From Stephen W. Silliman’s “The “Old West” in the Middle East: U.S. Military Metaphors in Real and Imagined Indian Country,” American Anthropologist, Vol. 110, No. 2 (Jun., 2008), a sample of public media sources employing “Indian Country” metaphor in Iraq and Afghanistan (via lexus search in 2006):
“From across the river, we hear a boom in the distance. And then another. ‘This is like cowboys and Indians,’ relays a Marine. Indeed it is.” (Hemmer, Bill, 2006 Reporter’s Notebook: Cowboys and Indians. Foxnews.com, March 30. Electronic document, http://ww.foxnews.com/story/0,2933,189147,00.html.)
“Anbar has the savagery, lawlessness and violence of America’s Wild West in the 1870s. The two most lethal cities in Iraq are Fallujah and Ramadi, and . . . between them is Indian Country.”(West, Bing, and Owen West 2007 Iraq’s Real “Civil War.” Wall Street Journal, April 5:A13.)
“I guess if this were the Old West I’d say there are Injuns ahead of us, Injuns behind us, and Injuns on both sides too . . . ” (Editors’ Report 2003 Indian Country of America. Indian Country Today, April 9. Electronic document, http://www.indiancountry.com/content.cfm?id=1049898023.)
“Even the base the Americans have set up on the edge of town, in an abandoned Iraqi police station, is called Forward Operating Base Comanche, with echoes of a fort in Indian country during the 19th-century expansion across the Great Plains.” (Burns, John F. 2004 In the General’s Black Hawk, Flying over a Divided Iraq. The New York Times, January 12:2.)
“‘You have so much freedom and authority over there,’ one member of ODA 2021 said. ‘It kind of makes you feel like God when you’re out there in cowboy and Indian country.’” (Sack, Kevin, and Craig Pyes 2006 Firebase Gardez: A Times Investigation.

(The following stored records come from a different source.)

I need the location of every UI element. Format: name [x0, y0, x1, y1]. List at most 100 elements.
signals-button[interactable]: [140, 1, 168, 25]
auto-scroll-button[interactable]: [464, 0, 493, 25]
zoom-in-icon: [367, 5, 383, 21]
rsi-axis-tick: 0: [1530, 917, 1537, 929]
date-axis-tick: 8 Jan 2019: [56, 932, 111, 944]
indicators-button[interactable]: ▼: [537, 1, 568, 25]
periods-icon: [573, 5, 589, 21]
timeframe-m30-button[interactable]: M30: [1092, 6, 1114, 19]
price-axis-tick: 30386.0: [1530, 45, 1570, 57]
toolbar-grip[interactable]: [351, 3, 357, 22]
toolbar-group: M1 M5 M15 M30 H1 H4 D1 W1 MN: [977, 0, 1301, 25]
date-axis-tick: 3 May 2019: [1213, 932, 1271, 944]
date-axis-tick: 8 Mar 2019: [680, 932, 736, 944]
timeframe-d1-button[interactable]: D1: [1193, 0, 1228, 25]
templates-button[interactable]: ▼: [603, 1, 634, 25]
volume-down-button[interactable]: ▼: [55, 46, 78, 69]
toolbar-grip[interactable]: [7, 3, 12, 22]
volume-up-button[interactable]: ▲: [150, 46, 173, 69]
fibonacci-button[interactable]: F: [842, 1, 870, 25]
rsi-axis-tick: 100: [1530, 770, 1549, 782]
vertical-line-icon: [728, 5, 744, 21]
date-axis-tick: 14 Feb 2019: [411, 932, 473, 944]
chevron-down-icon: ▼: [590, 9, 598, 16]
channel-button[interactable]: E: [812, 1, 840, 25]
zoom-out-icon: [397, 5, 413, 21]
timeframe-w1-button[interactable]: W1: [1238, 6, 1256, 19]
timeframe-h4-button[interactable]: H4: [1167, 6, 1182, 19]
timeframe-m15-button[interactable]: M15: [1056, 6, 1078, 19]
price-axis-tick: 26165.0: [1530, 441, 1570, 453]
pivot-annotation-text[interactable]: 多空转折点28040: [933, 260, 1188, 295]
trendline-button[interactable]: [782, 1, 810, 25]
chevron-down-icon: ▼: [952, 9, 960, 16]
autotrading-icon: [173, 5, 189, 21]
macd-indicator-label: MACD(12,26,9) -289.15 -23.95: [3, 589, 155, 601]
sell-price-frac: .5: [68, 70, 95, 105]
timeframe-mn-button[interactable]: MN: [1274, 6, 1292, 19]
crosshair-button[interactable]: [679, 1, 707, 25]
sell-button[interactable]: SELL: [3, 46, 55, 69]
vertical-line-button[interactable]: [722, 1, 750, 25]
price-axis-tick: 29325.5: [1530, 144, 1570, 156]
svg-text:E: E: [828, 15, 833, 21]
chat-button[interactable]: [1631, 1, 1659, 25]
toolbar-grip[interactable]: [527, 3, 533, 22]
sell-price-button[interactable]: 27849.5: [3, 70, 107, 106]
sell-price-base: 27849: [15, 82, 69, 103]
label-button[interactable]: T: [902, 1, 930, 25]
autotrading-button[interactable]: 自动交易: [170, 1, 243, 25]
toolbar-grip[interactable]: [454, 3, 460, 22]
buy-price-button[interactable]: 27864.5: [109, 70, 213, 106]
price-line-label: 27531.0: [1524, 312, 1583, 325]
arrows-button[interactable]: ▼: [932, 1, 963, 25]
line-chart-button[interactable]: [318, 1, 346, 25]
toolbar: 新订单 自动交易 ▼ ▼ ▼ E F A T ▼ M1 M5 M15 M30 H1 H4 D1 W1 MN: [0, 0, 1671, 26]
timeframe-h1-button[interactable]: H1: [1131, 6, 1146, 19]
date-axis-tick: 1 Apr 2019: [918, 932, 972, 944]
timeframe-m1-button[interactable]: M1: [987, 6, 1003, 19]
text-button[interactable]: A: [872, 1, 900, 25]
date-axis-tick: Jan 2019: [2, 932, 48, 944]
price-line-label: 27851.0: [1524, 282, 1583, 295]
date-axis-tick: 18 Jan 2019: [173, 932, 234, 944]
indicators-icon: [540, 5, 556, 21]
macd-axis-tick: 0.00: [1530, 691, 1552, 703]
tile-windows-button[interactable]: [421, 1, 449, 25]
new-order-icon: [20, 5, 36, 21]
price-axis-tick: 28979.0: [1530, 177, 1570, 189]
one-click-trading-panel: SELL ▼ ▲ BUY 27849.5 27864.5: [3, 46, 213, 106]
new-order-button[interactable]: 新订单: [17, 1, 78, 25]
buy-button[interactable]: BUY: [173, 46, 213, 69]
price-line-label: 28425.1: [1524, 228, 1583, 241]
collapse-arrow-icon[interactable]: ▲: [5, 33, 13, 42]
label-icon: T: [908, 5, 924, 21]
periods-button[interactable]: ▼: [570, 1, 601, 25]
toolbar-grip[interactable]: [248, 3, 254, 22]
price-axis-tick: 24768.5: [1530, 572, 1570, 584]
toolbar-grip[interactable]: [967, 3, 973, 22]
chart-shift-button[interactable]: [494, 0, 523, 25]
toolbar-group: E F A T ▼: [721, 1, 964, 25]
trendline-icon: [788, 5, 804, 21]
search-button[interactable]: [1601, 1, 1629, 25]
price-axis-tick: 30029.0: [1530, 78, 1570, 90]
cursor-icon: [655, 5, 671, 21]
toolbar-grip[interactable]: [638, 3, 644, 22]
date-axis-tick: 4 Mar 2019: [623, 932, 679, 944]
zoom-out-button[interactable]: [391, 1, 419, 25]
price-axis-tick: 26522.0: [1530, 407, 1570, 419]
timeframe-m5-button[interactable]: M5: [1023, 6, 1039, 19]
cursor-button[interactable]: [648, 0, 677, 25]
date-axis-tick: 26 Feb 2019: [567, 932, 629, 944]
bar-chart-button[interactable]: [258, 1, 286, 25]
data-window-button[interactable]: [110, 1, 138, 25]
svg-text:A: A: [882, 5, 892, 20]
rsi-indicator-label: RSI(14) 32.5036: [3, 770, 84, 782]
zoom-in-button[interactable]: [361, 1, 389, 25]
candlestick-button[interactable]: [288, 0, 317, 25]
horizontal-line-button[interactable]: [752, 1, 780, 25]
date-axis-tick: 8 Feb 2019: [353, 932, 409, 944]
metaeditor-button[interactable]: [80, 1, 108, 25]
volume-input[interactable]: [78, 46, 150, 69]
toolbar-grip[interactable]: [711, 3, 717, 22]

Los Angeles Times, September 24:A1.)
“LT. COL. RALPH PETERS, US ARMY (RET): ‘[T]he convoys, it’s harder to run them, you need more protection. Basically, the wagon trains now have to go through Indian country.’” (Gibson, John, Mike Tobin, and Mike Emmanuel 2004 US Soldier Kidnapped by Terrorists in Iraq. “The Big Story with John Gibson,” Fox News Network, April 16.)
“Ramadi is Indian Country—‘the wild, wild West,’ as the region is called.” (McDonnell, Patrick J. 2004 The Conflict in Iraq: No Shortage of Fighters in Iraq’s Wild West. Los Angeles Times, July 25:A1)
“We refer to our base as ‘Fort Apache’ because it’s right in the middle of Indian country.” (Peirce, Michael 2003 A View from the Frontline in Iraq. LewRockwell.com, April 13. Electronic document, http://www.lewrockwell.com/peirce/peirce73.html.
“Christ be careful out there. This is Indian country in the Hollywood sense of the word.” (Adams, Jeff 2004 Comment on “Greetings from Baghdad,” May 27. Electronic document, http://www.back-toiraq.com/archives/2004/05/greetings_from_baghdad.php.)
“Had he even lifted a finger towards it, there could have been a ‘situation’. Now you know why we call this place either the ‘Old West’ or ‘Indian Country.’” (Reese, Christopher 2003 Operation Iraqi Freedom through the Eyes of an Adventurer, May 2. Electronic document, http://www.scuttlebuttsmallchow.com/reese.html.)
And as Silliman comments:
Contrary to statements made by U.S. military officials, the traffic in these metaphors may be part of the sanctioned but, perhaps, not “official” lexicon of the U.S. government (see Bolger 1995). In October 2006, the Baghdad Overseas Security Advisory Council website had the following statement (which one year later no longer existed): “We will post other things . . . so that your teams can have the best information available if they run into trouble out in ‘Indian Country’ “ (Baghdad Country Council n.d.). Recent newspaper quotations from Stephen Biddle, Senior Fellow at the Council on Foreign Relations and former professor at the U.S. Army War College, further emphasize the currency of this metaphor among military leaders and strategists. The Los Angeles Times quotes him with reference the U.S. Embassy: “If the government of Iraq collapses and becomes transparently just one party in a civil war, you’ve got Ft. Apache in the middle of Indian country, but the Indians have mortars now” (Zavis 2007: A1). The International Herald Tribune quotes Biddle saying “those convoys are going to roll through Indian country with no cavalry” (Knowlton 2006). Even U.S. country music superstar Toby Keith commented on traveling to Iraq to entertain soldiers “in Indian country, in the Wild Wild West” (Masley 2005: W16).